Over 11,000 scientists have come together from across the globe in a united effort to declare a climate emergency, and have warned of the potential for ‘untold suffering’ that may come if we continue to ignore the state of our planet.
The warning was issued by scientists from the University of Sydney, Australia, Oregon State University and Tufts University in the US and the University of Cape Town in South Africa, backed up by over 11,000 signatories from 153 countries.
With thousands of scientists agreeing on the fact that planet Earth is facing destruction, it is vital that the problem is addressed. 2019 has been the year of climate change awareness with Extinction Rebellion protests sweeping the country and a climate emergency being declared. As more and more people are galvanised by climate action, questions are being asked concerning what can be done. Who is responsible and what can we do ourselves to prevent climate change becoming irreversible?
By now we all know how damaging plastic can be for the environment. In fact, it is the number one cause of beach and ocean pollution, killing marine life, plants and ecosystems. Plastic is an epidemic which must be defeated in order to tackle climate change head on in order to save thousands of species and habitats. The biggest culprit is microplastics which are pieces of plastics less than five millimeters in length commonly found in drinking supplies, bottled water, oceans, lakes and rivers. Whilst also found in the human body, they are less harmful to us than they are to oceans and other water sources as they damage the marine ecosystems. The problem is intensifying as fishing and shipping industries spread.
Poorly regulated incineration of plastic waste not only negatively impacts marine ecosystems, but also human health. In 2019 alone, scientists have estimated that the production and incineration of plastic will release more than 850 million tonnes of greenhouse gases into the atmosphere; by 2050 it is estimated this could rise to 2.8 billion tonnes. It has been suggested that a system should be implemented to fine polluters for their impact of their produce on the environment, forcing corporations to be responsible for their impact on climate change.
Whilst it is important that corporations cut down on their plastic use, there are simple ways you can help from home to decrease the global demand for plastic. In England, 35 million water bottles are used every day with over half ending up in landfills, putting more microplastics in the environment. If everyone cut down their use of single use plastic water bottles by investing in a good reusable bottle, the demand for single use plastics will decrease. Other ways to help easily at home include using reusable shopping bags, ditching face wipes and opting for a wooden toothbrush.

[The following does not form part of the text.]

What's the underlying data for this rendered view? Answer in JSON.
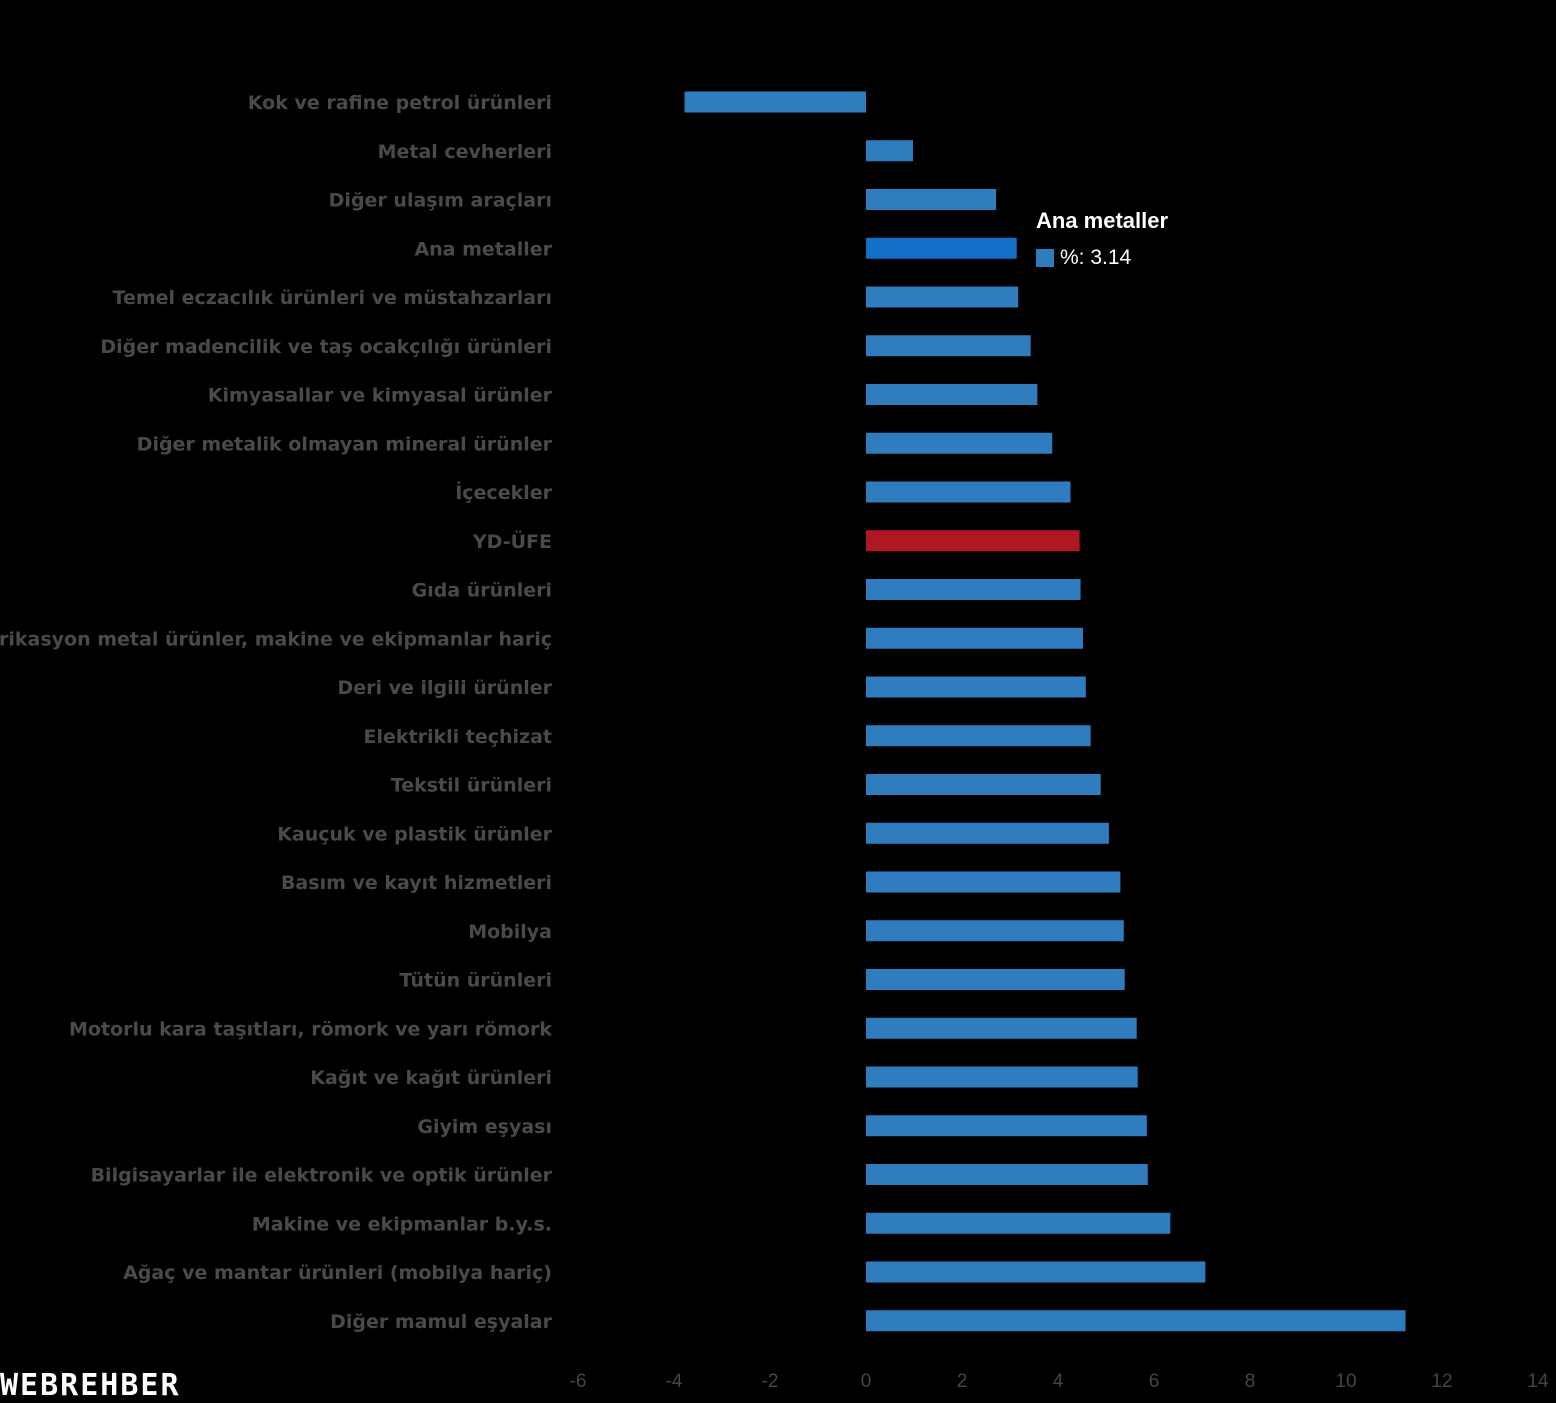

Greenhouses gases are also a major culprit, trapping heat in the atmosphere and causing drastic habitat changes to those in colder climates. Greenhouses gases are caused by burning fossil fuels; emitting coal, natural gas and oil; decaying waste in landfills and the process of agricultural and industrial activities. Gases remain in the atmosphere from a few years to thousands of years, causing lasting damage to ecosystems and human health. Greenhouse gases essentially thicken the Earth’s blanket, trapping heat inside.
Since the Industrial Revolution, the average temperature globally has risen by around 1°C, a rapid change as previous temperature changes are thought of have happened over much longer periods of time. The ten hottest years in the UK since 1884 have all happened in the last 17 years whilst globally the 20 warmest years on record have all occurred in the past 22 years.
In order to avoid further dramatic increases to the average surface temperature of planet Earth, it is vital that greenhouse gas emissions are cut and renewable energy sources are implemented. Greenhouse gasses can also be reduced by better land practices, cutting carbon dioxide levels in the air. An easy way to do this would be to reduce beef farming which has a significantly high impact on greenhouse gas emissions globally.
It is estimated that if we continue to burn fossil fuels at the same rate, we could see the average global temperature rise by more than 4°C by 2100. The drastic consequences arising from this would change planet Earth forever. For example, the extinction risk of global warming is formidable with thousands of species thought to be at risk as a result.
Making simple changes at home, while helpful, is unlikely to help stop climate change becoming irreversible. Massive changes are required on the part of global corporations and governments to address the situation that threatens to destroy our only home.